Теперь понятно, почему совместное богослужение христиан в святых местах сводится к бесконечным отчаянным «ирландским потасовкам» между различными группами верующих; но, с другой стороны, эти священные потасовки лишь служат прикрытием для весьма нечестивой войны не только государств, но и народов, и вопрос о протекторате над святыми местами, который западноевропейскому человеку кажется столь смехотворным, а восточному — столь необычайно важным, является только одной из фаз восточного вопроса, постоянно вновь возникающего, всегда затушевываемого, но никогда не разрешаемого.

Написано К. Марксом 28 марта 1854 г.

Напечатано в газете «New-York Daily Tribune» № 4054, 15 апреля 1854 г.

Подпись: Карл Маркс

Печатается по тексту газеты

Перевод с английского

К. МАРКС

ПАРЛАМЕНТСКИЕ ДЕБАТЫ О ВОЙНЕ

Лондон, вторник, 4 апреля 1854 г.

Одной из особенностей английской трагедии, настолько оскорбительной для чувств француза, что Вольтер даже назвал Шекспира пьяным дикарем [110] является причудливая смесь возвышенного и низменного, страшного и смешного, героического и шутовского. Но нигде Шекспир не возлагает на шута задачу — произнести пролог к героической драме. Честь этого изобретения принадлежит коалиционному министерству. Милорд Абердин сыграл роль если не английского шута, то итальянского Панталоне [111]. Поверхностному наблюдателю кажется, будто все великие исторические движения в конце концов оборачиваются фарсом или, по крайней мере, банальностью. Но начать с этого, вот черта, свойственная только трагедии, носящей название: война с Россией, пролог к которой был разыгран в пятницу вечером одновременно в обеих палатах парламента; там был обсужден и единогласно принят ответ министерства на королевский адрес, с таким расчетом, чтобы вчера после обеда ответ этот уже мог быть вручен королеве, восседающей на тропе в Бакингемском дворце. То, что произошло в палате лордов, можно объяснить очень кратко. Лорд Кларендон изложил правительственную точку зрения, лорд Дерби — точку зрения оппозиции. Один говорил, как человек, находящийся у власти, другой — как человек, отстраненный от власти.

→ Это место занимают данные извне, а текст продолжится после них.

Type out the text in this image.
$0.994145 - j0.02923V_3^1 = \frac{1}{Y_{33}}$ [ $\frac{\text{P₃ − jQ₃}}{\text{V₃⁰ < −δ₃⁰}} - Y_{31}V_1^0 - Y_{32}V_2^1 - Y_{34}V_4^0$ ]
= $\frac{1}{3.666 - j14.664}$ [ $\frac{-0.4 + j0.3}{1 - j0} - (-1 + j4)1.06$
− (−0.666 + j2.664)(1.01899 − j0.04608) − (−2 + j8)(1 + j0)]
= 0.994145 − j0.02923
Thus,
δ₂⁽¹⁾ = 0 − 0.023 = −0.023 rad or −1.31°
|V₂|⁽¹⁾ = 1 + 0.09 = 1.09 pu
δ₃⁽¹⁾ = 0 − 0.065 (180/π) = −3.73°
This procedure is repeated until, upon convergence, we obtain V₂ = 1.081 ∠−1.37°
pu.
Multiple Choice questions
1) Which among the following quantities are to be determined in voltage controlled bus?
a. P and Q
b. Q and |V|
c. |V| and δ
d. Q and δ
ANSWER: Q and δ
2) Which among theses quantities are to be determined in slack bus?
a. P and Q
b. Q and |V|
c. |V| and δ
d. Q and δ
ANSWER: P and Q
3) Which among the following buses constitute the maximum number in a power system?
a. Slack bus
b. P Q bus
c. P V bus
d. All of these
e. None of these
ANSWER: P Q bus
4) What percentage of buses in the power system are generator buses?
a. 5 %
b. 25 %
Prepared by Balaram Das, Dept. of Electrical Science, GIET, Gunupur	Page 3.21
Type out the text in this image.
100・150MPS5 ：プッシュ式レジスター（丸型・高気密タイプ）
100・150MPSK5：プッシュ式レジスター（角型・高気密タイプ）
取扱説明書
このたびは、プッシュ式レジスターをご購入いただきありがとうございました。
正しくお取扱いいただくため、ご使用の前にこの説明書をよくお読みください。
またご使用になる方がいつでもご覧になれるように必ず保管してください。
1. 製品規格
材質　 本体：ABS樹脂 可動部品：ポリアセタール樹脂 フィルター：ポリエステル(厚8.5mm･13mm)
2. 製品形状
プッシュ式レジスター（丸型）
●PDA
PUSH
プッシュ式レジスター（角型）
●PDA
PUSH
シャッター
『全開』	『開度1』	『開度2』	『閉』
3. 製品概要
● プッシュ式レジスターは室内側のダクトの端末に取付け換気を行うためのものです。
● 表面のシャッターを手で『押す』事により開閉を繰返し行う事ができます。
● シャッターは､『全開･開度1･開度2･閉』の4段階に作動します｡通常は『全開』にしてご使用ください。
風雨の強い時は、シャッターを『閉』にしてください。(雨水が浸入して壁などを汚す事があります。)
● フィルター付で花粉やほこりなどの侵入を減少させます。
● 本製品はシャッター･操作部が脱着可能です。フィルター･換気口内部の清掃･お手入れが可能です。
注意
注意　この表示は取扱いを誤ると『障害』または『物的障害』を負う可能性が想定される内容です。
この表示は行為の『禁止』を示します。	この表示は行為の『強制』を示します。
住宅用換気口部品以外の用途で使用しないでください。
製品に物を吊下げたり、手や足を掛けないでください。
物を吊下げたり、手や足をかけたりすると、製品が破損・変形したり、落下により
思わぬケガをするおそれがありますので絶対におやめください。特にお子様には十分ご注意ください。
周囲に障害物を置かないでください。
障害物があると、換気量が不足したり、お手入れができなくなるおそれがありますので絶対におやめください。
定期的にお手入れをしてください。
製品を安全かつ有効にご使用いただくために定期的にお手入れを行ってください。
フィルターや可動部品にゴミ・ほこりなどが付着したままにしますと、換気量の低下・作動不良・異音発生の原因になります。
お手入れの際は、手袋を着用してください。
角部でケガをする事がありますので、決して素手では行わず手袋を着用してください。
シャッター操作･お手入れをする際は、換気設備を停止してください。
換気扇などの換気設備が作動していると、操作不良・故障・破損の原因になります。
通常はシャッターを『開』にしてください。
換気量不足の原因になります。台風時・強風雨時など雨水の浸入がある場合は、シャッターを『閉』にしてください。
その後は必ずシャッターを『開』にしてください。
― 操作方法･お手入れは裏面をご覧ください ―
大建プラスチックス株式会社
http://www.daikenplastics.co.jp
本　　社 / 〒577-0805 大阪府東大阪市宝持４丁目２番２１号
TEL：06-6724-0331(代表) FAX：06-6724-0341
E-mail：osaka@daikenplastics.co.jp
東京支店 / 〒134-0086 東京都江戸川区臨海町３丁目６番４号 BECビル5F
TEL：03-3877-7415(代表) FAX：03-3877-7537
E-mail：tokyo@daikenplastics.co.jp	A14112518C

Лорд Абердин, благородный граф, стоящий во главе правительства, этот «остроумный» поверенный царя, «милый, хороший, превосходный» Абердин Луи-Филиппа, «достойный уважения джентльмен» Пия IX, хотя и закончил свою проповедь обычными хуыкауиями о мире, но во время большей части своего выступления вызывал у лордов взрывы смеха, объявив войну не России, а лондонскому еженедельнику «Press». Лорд Малмсбери возразил благородному графу. Лорд Брум, эта «глупая старая баба», как его называл Уильям Коббет, сделал открытие, что предпринимаемая борьба «не из легких». Граф Грей, умудрившийся в свойственном ему христианском духе превратить британские колонии в самую печальную юдоль на свете, напомнил британскому народу, что тон и настроение дебатов о войне и чувство враждебности к царю и его казакам не соответствуют духу, с которым христианская нация должна начинать войну. Граф Хардуик высказал мнение, что средства, которыми располагает Англия, недостаточны для борьбы с русским флотом. Военная сила Англии в Балтийском море должна составлять не менее 20 хорошо укомплектованных и вооруженных линейных кораблей с дисциплинированной командой и не следует, как это сделали, вступать в бой с кучкой только что набранных людей, ибо такая толпа на линейном корабле во время боя хуже всякой другой толпы. Маркиз Ленсдаун встал на защиту правительства и выразил надежду, что война будет короткой и закончится победой, потому что (и это характерно для уровня понимания благородного лорда) «это — не династическая война, которая обычно влечет за собой важнейшие последствия и которую наиболее трудно закончить».